House Minority Leader Don Turner, R-Milton, told True North that while the Republican caucus had a mixed vote on the budget, he personally backs the governor.
“The governor was very clear for many weeks that he wasn’t going to raise taxes or fees. That is what he ran on and that’s what he’s delivering, and I fully support that,” Turner said. “I think with the additional $180 million in revenue that we should be able to balance the budget and go home without raising taxes.”
Turner added that there is another $9 million found in the education fund and other estimates that Scott may not have included in his $160 million figure for extra funds. In any case, they agree that there’s enough extra money available to avoid tax hikes.

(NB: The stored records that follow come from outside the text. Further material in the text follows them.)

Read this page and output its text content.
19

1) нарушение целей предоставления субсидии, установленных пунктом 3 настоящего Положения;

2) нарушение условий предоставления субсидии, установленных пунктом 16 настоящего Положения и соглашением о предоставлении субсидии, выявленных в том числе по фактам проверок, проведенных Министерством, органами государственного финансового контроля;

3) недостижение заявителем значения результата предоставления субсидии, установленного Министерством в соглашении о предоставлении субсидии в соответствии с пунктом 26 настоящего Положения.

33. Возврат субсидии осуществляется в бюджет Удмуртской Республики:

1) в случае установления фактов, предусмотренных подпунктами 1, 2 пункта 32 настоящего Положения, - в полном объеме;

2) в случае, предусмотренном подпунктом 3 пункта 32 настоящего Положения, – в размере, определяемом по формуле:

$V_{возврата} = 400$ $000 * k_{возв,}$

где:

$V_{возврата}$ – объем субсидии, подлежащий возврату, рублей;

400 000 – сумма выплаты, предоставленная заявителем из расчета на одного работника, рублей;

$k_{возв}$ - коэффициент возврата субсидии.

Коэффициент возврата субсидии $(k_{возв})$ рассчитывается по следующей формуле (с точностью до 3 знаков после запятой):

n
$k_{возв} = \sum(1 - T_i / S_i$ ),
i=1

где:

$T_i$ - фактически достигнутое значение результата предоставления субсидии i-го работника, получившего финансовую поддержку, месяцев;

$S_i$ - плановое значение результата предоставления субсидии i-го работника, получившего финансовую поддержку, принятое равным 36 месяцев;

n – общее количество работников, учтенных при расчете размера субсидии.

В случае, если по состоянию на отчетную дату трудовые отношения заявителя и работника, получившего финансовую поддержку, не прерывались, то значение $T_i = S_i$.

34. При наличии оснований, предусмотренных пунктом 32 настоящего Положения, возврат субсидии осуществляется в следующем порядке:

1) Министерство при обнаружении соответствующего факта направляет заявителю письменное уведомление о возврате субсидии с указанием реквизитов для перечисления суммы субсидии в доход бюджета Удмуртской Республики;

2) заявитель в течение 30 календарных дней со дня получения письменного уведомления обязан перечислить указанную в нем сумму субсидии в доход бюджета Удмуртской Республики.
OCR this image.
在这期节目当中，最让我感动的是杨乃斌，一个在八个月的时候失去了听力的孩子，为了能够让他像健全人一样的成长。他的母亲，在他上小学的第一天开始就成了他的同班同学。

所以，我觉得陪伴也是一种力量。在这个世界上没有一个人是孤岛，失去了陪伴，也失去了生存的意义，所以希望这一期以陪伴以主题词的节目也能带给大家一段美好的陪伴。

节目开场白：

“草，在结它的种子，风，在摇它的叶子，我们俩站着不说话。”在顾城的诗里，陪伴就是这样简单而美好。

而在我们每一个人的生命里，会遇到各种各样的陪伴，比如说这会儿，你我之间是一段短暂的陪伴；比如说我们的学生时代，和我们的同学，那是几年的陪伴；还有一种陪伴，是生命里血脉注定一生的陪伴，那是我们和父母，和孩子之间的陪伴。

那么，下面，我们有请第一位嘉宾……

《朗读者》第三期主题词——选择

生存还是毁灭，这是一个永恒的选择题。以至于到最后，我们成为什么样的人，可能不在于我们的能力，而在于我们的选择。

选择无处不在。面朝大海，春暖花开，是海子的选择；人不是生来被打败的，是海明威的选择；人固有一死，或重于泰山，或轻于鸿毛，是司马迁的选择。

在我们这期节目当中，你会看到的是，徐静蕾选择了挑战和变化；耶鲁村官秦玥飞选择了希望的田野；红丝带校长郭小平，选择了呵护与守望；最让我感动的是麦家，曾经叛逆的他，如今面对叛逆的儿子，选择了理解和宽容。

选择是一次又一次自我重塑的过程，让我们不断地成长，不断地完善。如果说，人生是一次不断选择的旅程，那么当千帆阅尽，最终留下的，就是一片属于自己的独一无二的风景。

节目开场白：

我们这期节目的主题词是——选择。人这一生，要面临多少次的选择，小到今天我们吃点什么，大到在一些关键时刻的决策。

Asked how taxes are going up with so much extra revenue, Turner noted that some surplus money is going to unfunded debts such as $34 million towards the state’s future pension liabilities. The governor himself has referenced unfunded debts as a priority.
However, Turner doesn’t see a strong chance that Scott’s anticipated vetoes will be addressed in the special session. Bills Scott intends to veto include the $15 minimum wage hike, paid family leave and others.
“Those bills all died,” Turner said. “In the special session, it’s an entirely new session. We’ll have to take up those bills all over again just like they did before.”
Turner said those bills could still come up again in the special session, but he doesn’t predict it will amount to much.
“I’m sure they will [come up again], but I don’t know what they are going to accomplish. I mean they can pass the bills and they are just going to get vetoed again and they are just going to die again,” he said.
Turner said his side has already offered up terms for a compromise. His goal is to pass the budget and no new taxes and fees “using as much of the one-time money to fill a gap with the understanding that there are some policy changes that will reduce spending in the out years so we don’t have more and more one-time money required.”